Blending+Lightning+Shadows

Ok i am just starting
but i want to make my head clear

  1. can you make light that shines through a blended wall, and changes a bit from color depending on the colors of that “glass”?

  2. Can you make Shadows? and second can you make those shadows shine on objecs??
    like, look at nehe’s Shadow Tutorial, the shadow does not shine on the second round item…

if you know what i mean

  1. Is there a way to not draw the back side of a texture in 3d space… the nehe tutorials draw both sides which takes memory and fps while it might never been seen…(the backface…)

well
thank you very much,

may god be with you!

Jan

[This message has been edited by Janneke (edited 02-25-2001).]

  1. No, not automatically at least. OpenGL is not a scenegraph api. It knows nothing about the relationship and relative positions of the polygons in the scene. As far as OpenGL is concerned, there is only one polygon in the scene, the one it is drawing right now.

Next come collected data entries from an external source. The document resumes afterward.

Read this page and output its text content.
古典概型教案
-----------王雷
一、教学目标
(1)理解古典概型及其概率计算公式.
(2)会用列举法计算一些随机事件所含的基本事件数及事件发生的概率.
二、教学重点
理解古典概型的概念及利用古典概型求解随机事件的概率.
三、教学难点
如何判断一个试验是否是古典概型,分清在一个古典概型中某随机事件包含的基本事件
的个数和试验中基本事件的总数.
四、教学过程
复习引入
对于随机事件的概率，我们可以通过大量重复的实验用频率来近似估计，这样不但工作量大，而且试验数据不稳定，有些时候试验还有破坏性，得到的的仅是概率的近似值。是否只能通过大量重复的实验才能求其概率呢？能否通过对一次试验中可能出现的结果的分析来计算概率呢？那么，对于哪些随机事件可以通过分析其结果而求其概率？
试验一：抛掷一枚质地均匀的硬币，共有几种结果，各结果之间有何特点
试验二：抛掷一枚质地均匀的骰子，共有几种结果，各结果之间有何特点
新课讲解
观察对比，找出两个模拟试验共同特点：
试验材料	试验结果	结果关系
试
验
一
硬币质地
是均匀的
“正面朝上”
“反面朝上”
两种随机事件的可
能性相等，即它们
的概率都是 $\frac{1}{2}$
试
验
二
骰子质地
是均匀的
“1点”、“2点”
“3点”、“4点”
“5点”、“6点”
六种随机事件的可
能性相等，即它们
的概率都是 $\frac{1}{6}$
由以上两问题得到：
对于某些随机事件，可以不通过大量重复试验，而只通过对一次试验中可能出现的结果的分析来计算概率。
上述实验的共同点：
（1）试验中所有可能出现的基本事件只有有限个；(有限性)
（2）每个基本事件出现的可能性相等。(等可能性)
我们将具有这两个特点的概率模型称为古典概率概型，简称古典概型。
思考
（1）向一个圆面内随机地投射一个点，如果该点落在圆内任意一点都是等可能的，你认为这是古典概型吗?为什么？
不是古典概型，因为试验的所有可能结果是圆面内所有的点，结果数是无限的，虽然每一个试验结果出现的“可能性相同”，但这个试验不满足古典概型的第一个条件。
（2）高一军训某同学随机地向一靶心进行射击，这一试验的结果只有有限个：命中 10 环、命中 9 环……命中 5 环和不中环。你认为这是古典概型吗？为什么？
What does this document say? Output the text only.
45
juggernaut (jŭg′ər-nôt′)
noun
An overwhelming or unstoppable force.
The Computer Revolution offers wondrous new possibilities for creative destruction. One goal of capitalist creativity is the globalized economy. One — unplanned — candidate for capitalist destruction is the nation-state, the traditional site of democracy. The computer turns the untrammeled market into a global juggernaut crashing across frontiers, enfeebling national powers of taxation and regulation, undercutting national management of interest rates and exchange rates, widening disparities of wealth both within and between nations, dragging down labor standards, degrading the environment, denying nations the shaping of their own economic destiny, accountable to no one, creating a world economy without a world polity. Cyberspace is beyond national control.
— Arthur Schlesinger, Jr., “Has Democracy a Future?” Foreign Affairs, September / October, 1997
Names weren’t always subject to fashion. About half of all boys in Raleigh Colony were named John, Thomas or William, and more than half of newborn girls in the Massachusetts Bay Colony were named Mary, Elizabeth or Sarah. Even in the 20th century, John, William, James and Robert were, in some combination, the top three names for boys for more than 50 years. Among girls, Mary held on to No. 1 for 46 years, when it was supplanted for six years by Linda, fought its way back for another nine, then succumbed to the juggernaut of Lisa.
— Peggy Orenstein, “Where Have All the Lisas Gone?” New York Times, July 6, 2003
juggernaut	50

  2. If by “make shadows shine” you mean cast shadows. Procedurally, yes. Using stenciled shadows is quite easy. And NeHe’s tutorial on shadows, does cast shadows onto the sphere. But the sphere itself does not cast a shadow. This was by design of the tutorial authors.

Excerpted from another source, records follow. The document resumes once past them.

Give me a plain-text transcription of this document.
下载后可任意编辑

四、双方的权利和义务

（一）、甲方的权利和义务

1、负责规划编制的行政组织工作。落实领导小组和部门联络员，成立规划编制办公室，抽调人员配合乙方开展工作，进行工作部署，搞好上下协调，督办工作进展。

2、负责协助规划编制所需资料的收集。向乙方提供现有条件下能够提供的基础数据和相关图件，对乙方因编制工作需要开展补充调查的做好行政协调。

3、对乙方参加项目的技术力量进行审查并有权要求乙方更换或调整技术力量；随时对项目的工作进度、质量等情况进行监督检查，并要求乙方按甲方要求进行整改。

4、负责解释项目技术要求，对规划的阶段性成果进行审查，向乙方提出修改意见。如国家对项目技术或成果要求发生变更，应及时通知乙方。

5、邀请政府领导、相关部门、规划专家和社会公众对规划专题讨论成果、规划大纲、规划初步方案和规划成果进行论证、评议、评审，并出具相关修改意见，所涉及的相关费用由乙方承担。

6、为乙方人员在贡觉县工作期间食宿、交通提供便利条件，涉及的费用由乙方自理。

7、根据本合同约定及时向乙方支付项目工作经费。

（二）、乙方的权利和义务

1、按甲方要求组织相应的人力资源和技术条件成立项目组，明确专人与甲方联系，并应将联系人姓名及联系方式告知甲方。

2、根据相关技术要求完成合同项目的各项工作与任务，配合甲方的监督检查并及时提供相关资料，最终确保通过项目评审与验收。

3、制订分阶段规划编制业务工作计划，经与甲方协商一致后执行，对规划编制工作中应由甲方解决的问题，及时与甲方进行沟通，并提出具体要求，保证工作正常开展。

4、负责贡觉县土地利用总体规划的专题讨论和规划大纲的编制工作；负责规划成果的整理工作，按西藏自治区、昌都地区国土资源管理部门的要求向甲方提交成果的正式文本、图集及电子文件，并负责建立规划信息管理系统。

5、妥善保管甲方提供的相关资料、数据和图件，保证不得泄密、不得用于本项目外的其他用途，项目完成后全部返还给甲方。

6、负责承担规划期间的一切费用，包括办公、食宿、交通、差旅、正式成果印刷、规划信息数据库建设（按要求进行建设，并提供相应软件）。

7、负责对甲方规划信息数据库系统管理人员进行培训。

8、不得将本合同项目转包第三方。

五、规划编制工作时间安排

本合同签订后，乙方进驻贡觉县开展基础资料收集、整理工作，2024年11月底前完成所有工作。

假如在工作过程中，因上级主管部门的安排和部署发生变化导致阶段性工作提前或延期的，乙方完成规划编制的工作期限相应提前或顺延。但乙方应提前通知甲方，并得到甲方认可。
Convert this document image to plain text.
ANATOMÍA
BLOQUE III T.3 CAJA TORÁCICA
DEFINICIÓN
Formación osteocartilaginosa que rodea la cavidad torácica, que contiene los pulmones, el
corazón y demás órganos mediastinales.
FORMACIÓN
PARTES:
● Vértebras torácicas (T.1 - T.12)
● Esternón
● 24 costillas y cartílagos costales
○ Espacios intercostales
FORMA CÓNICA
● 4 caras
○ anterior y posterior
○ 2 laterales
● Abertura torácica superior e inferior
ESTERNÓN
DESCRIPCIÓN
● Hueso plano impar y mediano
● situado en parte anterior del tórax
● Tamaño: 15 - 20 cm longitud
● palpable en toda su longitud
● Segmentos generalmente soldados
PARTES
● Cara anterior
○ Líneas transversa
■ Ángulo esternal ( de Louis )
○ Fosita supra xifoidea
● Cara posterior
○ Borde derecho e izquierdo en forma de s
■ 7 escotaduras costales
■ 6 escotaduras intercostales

  3. Sure, enable back face culling.

[This message has been edited by DFrey (edited 02-25-2001).]

thanks,

so where could i find more info about light+blending, and/or shadows…??

i appreciate your attention
(sorry for my bad english!)

Jan

ok,
i made a theory but i am not sure if it’s right.

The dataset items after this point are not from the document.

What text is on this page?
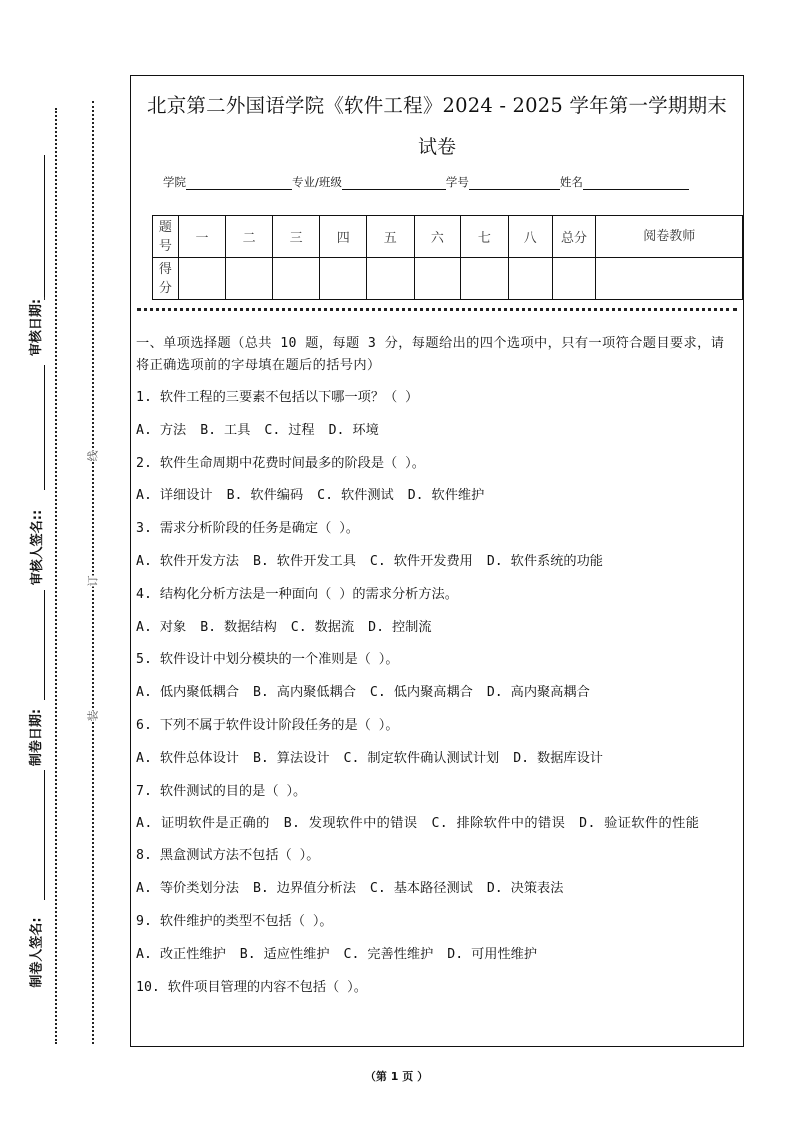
审核日期:
审核人签名::
制卷日期:
制卷人签名:
线
订
装
北京第二外国语学院《软件工程》2024 - 2025 学年第一学期期末
试卷
学院	专业/班级	学号	姓名
题号	一	二	三	四	五	六	七	八	总分	阅卷教师
得分										
一、单项选择题（总共 10 题，每题 3 分，每题给出的四个选项中，只有一项符合题目要求，请将正确选项前的字母填在题后的括号内）
1. 软件工程的三要素不包括以下哪一项？（ ）
A. 方法 B. 工具 C. 过程 D. 环境
2. 软件生命周期中花费时间最多的阶段是（ ）。
A. 详细设计 B. 软件编码 C. 软件测试 D. 软件维护
3. 需求分析阶段的任务是确定（ ）。
A. 软件开发方法 B. 软件开发工具 C. 软件开发费用 D. 软件系统的功能
4. 结构化分析方法是一种面向（ ）的需求分析方法。
A. 对象 B. 数据结构 C. 数据流 D. 控制流
5. 软件设计中划分模块的一个准则是（ ）。
A. 低内聚低耦合 B. 高内聚低耦合 C. 低内聚高耦合 D. 高内聚高耦合
6. 下列不属于软件设计阶段任务的是（ ）。
A. 软件总体设计 B. 算法设计 C. 制定软件确认测试计划 D. 数据库设计
7. 软件测试的目的是（ ）。
A. 证明软件是正确的 B. 发现软件中的错误 C. 排除软件中的错误 D. 验证软件的性能
8. 黑盒测试方法不包括（ ）。
A. 等价类划分法 B. 边界值分析法 C. 基本路径测试 D. 决策表法
9. 软件维护的类型不包括（ ）。
A. 改正性维护 B. 适应性维护 C. 完善性维护 D. 可用性维护
10. 软件项目管理的内容不包括（ ）。
（第 1 页 ）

When you have a light, and a blended object,
and you want to make reflection on the outside ground,
you would do something like this:

if Red color of light is the same as the red color of the glass or higer, it will use the red of the glass… if it’s lower it will use the one of the light

and so on for green and blue

is this right??

if so,
you would have to let it count every frame for each point on a texture…
wouldn’t that be a bit slow…?

or do i have to do it different…

My regards…

Jan

Eh, it is a bit more complicated than that. You have to subtract the normalized complement of the color of the glass from the normalized color of the light passing through it. After normalizing the result, you can scale the color by the product of the light’s brightness and the glass’ transparency. You can then position substitute this color for the original light (slightly moved if including refraction) for objects that are beyond the glass. To actually cast an image of the window onto the surrounding geometry is a bit more involved. Start with the basics first.

That’s one way. You may multiply the colors of the light and glass instead of subtracting (this is easier since it does not require the colors to be normalized or scaled).

[This message has been edited by DFrey (edited 02-25-2001).]